Some may view Haley's comments as a young kid who is not happy with where he is and who may be having second thoughts about signing with the Indians out of high school. That's not the case at all. He was ready to get his career started and is excited about where he is currently as a professional. He also understood because he is so raw that when he signed the first few years would be tough and that it would take some time to mold himself into a very good pitching prospect for the Indians.

"Yeah, it's fun and I like it," said Haley about being a professional baseball player. "It is not bad as I would rather be here than doing school work in college. Plus going to college I would just delay the process three years. If I went to college I would probably only be starting out in High-A in three years.
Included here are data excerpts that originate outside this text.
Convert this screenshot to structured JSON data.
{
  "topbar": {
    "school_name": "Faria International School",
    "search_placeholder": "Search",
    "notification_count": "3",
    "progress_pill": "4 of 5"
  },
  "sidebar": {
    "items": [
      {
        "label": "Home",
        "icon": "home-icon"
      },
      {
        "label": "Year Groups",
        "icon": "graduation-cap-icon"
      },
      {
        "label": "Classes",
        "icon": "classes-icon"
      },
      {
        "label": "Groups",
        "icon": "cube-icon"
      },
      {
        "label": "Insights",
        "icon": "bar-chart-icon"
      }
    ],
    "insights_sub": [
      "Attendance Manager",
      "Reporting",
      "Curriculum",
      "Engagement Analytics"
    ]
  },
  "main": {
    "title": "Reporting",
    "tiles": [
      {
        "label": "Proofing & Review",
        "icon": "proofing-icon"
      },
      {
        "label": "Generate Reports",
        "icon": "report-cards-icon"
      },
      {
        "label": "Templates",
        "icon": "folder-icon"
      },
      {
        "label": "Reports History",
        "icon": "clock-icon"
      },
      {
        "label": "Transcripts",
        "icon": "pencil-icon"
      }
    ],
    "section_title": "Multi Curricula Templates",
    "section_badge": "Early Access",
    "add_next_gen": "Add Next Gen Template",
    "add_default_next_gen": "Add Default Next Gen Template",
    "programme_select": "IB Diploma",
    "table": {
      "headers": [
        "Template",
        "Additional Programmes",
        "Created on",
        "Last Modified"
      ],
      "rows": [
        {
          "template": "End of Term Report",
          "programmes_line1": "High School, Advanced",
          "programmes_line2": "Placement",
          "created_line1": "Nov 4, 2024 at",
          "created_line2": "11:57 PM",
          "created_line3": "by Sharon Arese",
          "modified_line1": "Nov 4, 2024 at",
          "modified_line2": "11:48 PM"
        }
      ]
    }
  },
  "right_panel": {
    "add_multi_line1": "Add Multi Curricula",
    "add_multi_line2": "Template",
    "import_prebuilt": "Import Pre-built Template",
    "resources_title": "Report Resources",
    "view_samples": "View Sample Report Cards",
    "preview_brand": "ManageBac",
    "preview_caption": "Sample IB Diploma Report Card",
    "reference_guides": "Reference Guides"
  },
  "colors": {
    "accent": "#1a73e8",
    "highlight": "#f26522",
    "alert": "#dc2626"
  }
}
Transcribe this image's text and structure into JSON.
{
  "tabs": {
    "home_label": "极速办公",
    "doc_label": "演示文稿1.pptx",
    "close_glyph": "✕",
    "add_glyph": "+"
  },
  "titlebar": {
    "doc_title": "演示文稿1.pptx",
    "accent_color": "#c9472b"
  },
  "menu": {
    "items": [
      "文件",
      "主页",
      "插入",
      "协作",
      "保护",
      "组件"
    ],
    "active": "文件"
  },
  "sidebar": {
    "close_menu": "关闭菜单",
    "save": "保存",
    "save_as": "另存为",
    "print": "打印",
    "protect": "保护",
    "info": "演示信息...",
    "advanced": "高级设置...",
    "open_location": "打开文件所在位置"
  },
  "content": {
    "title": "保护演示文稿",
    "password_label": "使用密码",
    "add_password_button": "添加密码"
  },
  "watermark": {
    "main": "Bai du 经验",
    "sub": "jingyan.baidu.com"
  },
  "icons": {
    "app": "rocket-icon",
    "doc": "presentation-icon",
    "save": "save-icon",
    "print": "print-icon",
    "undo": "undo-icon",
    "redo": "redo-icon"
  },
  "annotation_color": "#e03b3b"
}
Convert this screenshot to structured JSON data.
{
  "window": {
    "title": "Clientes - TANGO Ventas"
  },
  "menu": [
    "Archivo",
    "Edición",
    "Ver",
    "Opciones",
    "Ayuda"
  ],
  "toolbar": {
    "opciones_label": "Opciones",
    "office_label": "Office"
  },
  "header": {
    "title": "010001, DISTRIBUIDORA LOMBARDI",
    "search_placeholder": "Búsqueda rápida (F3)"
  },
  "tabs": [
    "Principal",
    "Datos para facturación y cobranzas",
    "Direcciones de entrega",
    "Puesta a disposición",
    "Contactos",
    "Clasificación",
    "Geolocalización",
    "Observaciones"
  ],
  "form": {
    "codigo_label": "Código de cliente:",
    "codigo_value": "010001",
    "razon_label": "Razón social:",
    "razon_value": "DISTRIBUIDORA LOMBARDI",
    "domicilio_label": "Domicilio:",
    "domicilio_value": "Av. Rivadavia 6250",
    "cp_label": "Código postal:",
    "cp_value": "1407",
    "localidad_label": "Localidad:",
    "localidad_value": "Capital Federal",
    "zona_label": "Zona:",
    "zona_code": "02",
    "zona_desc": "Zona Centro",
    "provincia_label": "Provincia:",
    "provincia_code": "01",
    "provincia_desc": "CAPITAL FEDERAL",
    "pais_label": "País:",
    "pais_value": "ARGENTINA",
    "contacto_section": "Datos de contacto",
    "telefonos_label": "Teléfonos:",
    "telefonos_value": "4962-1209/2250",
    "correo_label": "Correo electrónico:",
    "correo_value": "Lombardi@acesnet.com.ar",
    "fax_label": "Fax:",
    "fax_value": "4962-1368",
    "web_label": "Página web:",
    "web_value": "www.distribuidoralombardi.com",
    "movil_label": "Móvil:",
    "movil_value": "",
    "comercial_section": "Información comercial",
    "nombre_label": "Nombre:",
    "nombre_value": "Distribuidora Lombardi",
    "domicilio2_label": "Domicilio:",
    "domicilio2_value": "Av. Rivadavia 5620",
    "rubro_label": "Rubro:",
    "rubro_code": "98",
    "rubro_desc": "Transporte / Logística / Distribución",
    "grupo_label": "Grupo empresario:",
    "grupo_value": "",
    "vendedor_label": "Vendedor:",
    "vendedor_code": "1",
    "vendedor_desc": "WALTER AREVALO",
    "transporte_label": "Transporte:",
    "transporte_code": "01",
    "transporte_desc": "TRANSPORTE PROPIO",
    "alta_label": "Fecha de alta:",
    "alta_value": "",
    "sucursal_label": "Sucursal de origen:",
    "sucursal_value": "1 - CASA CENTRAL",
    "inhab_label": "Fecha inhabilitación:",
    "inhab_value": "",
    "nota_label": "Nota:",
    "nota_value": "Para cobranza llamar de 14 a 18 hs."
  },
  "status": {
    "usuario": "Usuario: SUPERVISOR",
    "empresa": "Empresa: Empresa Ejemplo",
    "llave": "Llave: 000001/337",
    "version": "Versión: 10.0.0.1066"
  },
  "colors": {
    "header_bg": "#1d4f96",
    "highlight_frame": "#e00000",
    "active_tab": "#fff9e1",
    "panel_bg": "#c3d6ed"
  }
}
I just turned 19 [recently], so if I went to college I would be 21 [when I start my professional career]. I hope by the time I am 21 I am up [in the big leagues]."

Arnold thinks Haley could someday realize that potential down the road of being a big leaguer.

"To me he is a treat to work with, he is a good kid," said Arnold. "He is like everybody where he is getting into a routine which is helping him to improve and get better each day. It is fun to watch, and hopefully we are watching something special."

Lake County's playoff hopes are slim at best, so their season will end in about two weeks. No matter what happens with their playoff fate, Haley has two or three more outings before the end of the season. A strong finish could provide a nice stepping stone for next season, one where he will likely return to Lake County in 2010 to start the season as the ace of the staff, but with a chance to move up around midseason to High-A Kinston if he pitches well.

"I just [want to] maintain my focus on the fastball and lowering the walks," said Haley. "That's about it. I know my stuff is good enough, and most of the time when people score on me is when I put people on and then they will get a hit. [Their batting average against] me as far as them getting a hit is really low. It is just the walks. That is the main thing that kills me."